Lowes Robot Store Assistant – Is LoweBot the Future, or a Bad Idea?
If you walk into one of eleven Lowe’s stores in the San Francisco Bay Area, you may run into something new. Lowe’s Innovation Labs has rolled out 22 robots designed to help shoppers find products. The new robots stand about 5 feet tall and are bilingual. The Lowes robot (LoweBot) rolls around asking customers if they need any help, announcing “I’m Lowe’s Robot helper. I can tell you where things are in the store.”
The Origin of the LoweBot Lowes Robot
Lowe’s is calling the new robot LoweBot, but it actually started back in 2014 as OSHbot. Lowe’s Innovation Labs partnered with Fellow Robots then to create and market an Autonomous Retail Service Robot technology. The idea was to enhance the shopping experience for customers and relieve employees of more basic product searching tasks. The OSHbot pilot program closed when Lowe’s rolled out its LoweBot program.
Kyle Nel, the executive director of Lowe’s Innovation Labs, claims that the new Lowes LoweBot robots won’t replace workers. Rather, it’s an assistant that can allow workers to focus on more complex customer questions and issues. The Lowes robot is good for locating parts, products, and tools, but it also gets confused if you’re not specific enough. In the video example, it was asked to locate framing hammers and it got a little confused by a crowded aisle before finding the proper location.

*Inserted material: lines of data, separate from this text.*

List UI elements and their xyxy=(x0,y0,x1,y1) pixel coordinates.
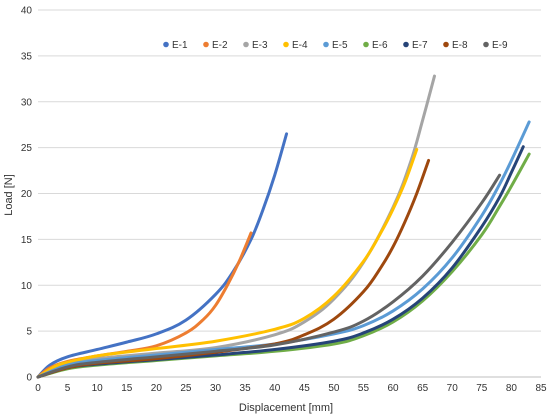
legend-label-e-8: E-8 xyxy=(452,40,468,51)
y-tick-label: 25 xyxy=(21,143,33,154)
x-tick-label: 20 xyxy=(151,383,163,394)
y-tick-label: 30 xyxy=(21,97,33,108)
legend-marker-e-4 xyxy=(283,41,289,48)
x-tick-label: 30 xyxy=(210,383,222,394)
x-tick-label: 15 xyxy=(121,383,133,394)
legend-marker-e-1 xyxy=(163,41,169,48)
y-tick-label: 35 xyxy=(21,51,33,62)
legend: E-1 E-2 E-3 E-4 E-5 E-6 E-7 E-8 E-9 xyxy=(163,40,508,51)
x-tick-label: 85 xyxy=(535,383,547,394)
x-tick-label: 75 xyxy=(476,383,488,394)
y-tick-label: 0 xyxy=(26,373,32,384)
series-line-e-1 xyxy=(36,132,289,379)
x-tick-label: 60 xyxy=(387,383,399,394)
x-tick-label: 5 xyxy=(65,383,71,394)
series-lines xyxy=(36,74,531,379)
legend-label-e-7: E-7 xyxy=(412,40,428,51)
x-tick-label: 10 xyxy=(92,383,104,394)
x-tick-label: 35 xyxy=(240,383,252,394)
y-tick-label: 10 xyxy=(21,281,33,292)
legend-marker-e-8 xyxy=(443,41,449,48)
legend-label-e-1: E-1 xyxy=(172,40,188,51)
y-axis-title: Load [N] xyxy=(3,174,15,216)
x-tick-label: 40 xyxy=(269,383,281,394)
legend-marker-e-7 xyxy=(403,41,409,48)
x-tick-label: 65 xyxy=(417,383,429,394)
series-line-e-4 xyxy=(36,147,419,379)
legend-label-e-6: E-6 xyxy=(372,40,388,51)
y-tick-label: 15 xyxy=(21,235,33,246)
y-tick-label: 40 xyxy=(21,6,33,17)
legend-marker-e-2 xyxy=(203,41,209,48)
legend-marker-e-3 xyxy=(243,41,249,48)
x-tick-label: 25 xyxy=(180,383,192,394)
legend-marker-e-6 xyxy=(363,41,369,48)
legend-label-e-9: E-9 xyxy=(492,40,508,51)
x-axis-title: Displacement [mm] xyxy=(239,402,333,414)
x-tick-label: 80 xyxy=(506,383,518,394)
x-tick-label: 0 xyxy=(35,383,41,394)
x-tick-label: 70 xyxy=(447,383,459,394)
legend-label-e-5: E-5 xyxy=(332,40,348,51)
y-tick-label: 20 xyxy=(21,189,33,200)
x-tick-label: 55 xyxy=(358,383,370,394)
series-line-e-5 xyxy=(36,120,531,379)
legend-label-e-3: E-3 xyxy=(252,40,268,51)
x-tick-label: 50 xyxy=(328,383,340,394)
x-tick-label: 45 xyxy=(299,383,311,394)
legend-marker-e-9 xyxy=(483,41,489,48)
series-line-e-9 xyxy=(36,173,502,379)
legend-label-e-4: E-4 xyxy=(292,40,308,51)
legend-label-e-2: E-2 xyxy=(212,40,228,51)
legend-marker-e-5 xyxy=(323,41,329,48)
y-tick-label: 5 xyxy=(26,327,32,338)
gridlines xyxy=(38,9,541,378)
axes: 0 5 10 15 20 25 30 35 40 0 5 10 15 20 25 30 35 40 45 50 55 60… xyxy=(21,6,547,395)
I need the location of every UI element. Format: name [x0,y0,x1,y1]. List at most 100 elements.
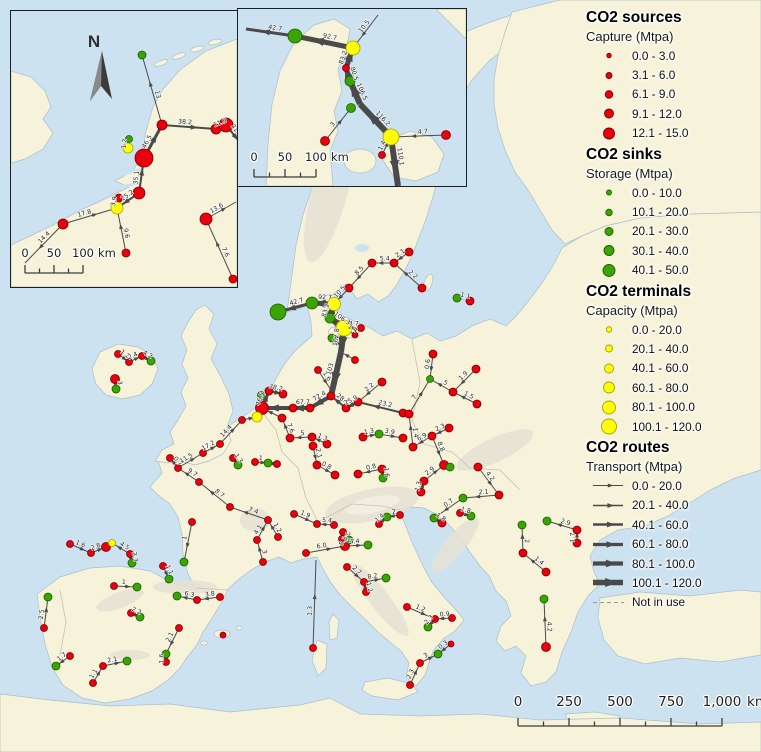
legend-item-label: 80.1 - 100.0 [632,400,695,415]
co2-route [431,435,445,466]
co2-source-point [389,258,399,268]
legend-section-subtitle: Capacity (Mtpa) [586,302,678,318]
legend-symbol-arrowhead-icon [607,502,615,508]
co2-route [324,107,352,142]
co2-route [522,552,547,573]
route-arrowhead-icon [313,397,324,407]
scale-bar-label: 0 [250,150,257,164]
co2-route [305,545,346,554]
legend-section-subtitle: Capture (Mtpa) [586,29,674,44]
route-flow-label: 1.2 [364,581,373,592]
co2-sink-point [146,356,156,366]
route-flow-label: 7.6 [220,246,230,258]
co2-sink-point [445,462,455,472]
route-arrowhead-icon [284,423,288,430]
legend-item: 20.1 - 30.0 [586,222,760,241]
co2-route [357,401,404,414]
legend-item: 100.1 - 120.0 [586,573,760,592]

The LoweBot Lowes robot works in a very direct and simple manner: Customers just tell it what they’re looking for. The robot wirelessly communicates with the store’s inventory system and uses LIDAR lasers and cameras to navigate. LIDAR is the primary technology that makes new self-driving cars possible.
So is a robot store assistant the future? Would you use one over an app to find products? Curiously enough, both Lowe’s and The Home Depot have ways to tell you exactly which aisle in which products are located. The LoweBot robot seems to add physical leading to that. Considering the number one question asked in stores is likely “Where can I find…,” this may be a great idea.
What do you think? Do you want to see a Lowes robot or similar in your local home improvement store?